Long-Term Benefits of Network Boosters for Renewables Integration and Corrective Grid Security

13 Dec 2021  ·  Amin Shokri Gazafroudi, Elisabeth Zeyen, Martha Frysztacki, Fabian Neumann, Tom Brown ·

The preventative strategies for $N-1$ network security dominant in European networks mean that network capacity is kept free in case a line fails. If instead fast corrective actions are used to overcome network overloading when single lines fail, this has the potential to free up network capacity that is otherwise underused in preventive $N-1$ security strategies. In this paper, we investigate the impact on renewable integration of a corrective network security strategy, whereby storage or other flexibility assets are used to correct overloading shortly after line outages. In this way, we find significant cost savings for the integration of renewable energy of up to 2.4 billion euros per year in an aggregated 50-bus model of the German power system utilizing these flexibility assets, so-called network boosters (NB). This offers a role for storage beyond energy arbitrage or ancillary services like frequency control. While previous literature has focused on the potential savings of NB in the short-term operation, we focus on the long-term benefits in systems with high shares of renewable energy sources, where the capacities and dispatch of generation and NB are optimised.
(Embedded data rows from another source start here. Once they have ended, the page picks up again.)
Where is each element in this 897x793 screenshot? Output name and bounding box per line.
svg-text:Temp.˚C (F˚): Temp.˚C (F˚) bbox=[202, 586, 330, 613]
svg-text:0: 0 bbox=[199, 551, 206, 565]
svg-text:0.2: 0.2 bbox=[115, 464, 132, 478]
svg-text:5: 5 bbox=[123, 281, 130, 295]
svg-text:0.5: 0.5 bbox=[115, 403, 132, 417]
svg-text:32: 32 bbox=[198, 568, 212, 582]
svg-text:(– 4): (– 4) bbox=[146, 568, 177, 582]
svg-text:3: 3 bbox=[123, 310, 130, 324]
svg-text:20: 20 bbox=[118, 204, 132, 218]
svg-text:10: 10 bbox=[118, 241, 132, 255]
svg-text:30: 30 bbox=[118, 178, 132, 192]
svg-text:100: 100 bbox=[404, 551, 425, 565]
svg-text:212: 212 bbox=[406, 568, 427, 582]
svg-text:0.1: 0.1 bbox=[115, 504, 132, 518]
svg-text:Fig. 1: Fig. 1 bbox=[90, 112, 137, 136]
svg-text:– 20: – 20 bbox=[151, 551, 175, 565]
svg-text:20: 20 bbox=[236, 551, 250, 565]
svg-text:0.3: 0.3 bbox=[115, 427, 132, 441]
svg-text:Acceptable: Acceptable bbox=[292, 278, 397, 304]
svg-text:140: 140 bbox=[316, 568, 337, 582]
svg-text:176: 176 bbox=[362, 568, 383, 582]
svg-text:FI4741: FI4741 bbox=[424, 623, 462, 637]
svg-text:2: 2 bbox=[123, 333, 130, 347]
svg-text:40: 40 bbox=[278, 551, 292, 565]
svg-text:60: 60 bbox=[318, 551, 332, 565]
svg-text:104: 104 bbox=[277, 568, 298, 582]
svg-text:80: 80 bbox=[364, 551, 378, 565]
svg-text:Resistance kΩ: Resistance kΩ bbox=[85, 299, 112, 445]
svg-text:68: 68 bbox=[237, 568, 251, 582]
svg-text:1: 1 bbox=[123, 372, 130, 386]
We demonstrate the benefits of NB for various shares of renewable energy, NB and flexibility costs, as well as different allowed levels of temporary overloading the lines in both (i) a sequential model, where long-run generation investments are optimised separately from the NB capacities, and (ii) a simultaneous model, where generation is co-optimised with NB investment so that mixed preventive-corrective approaches are possible.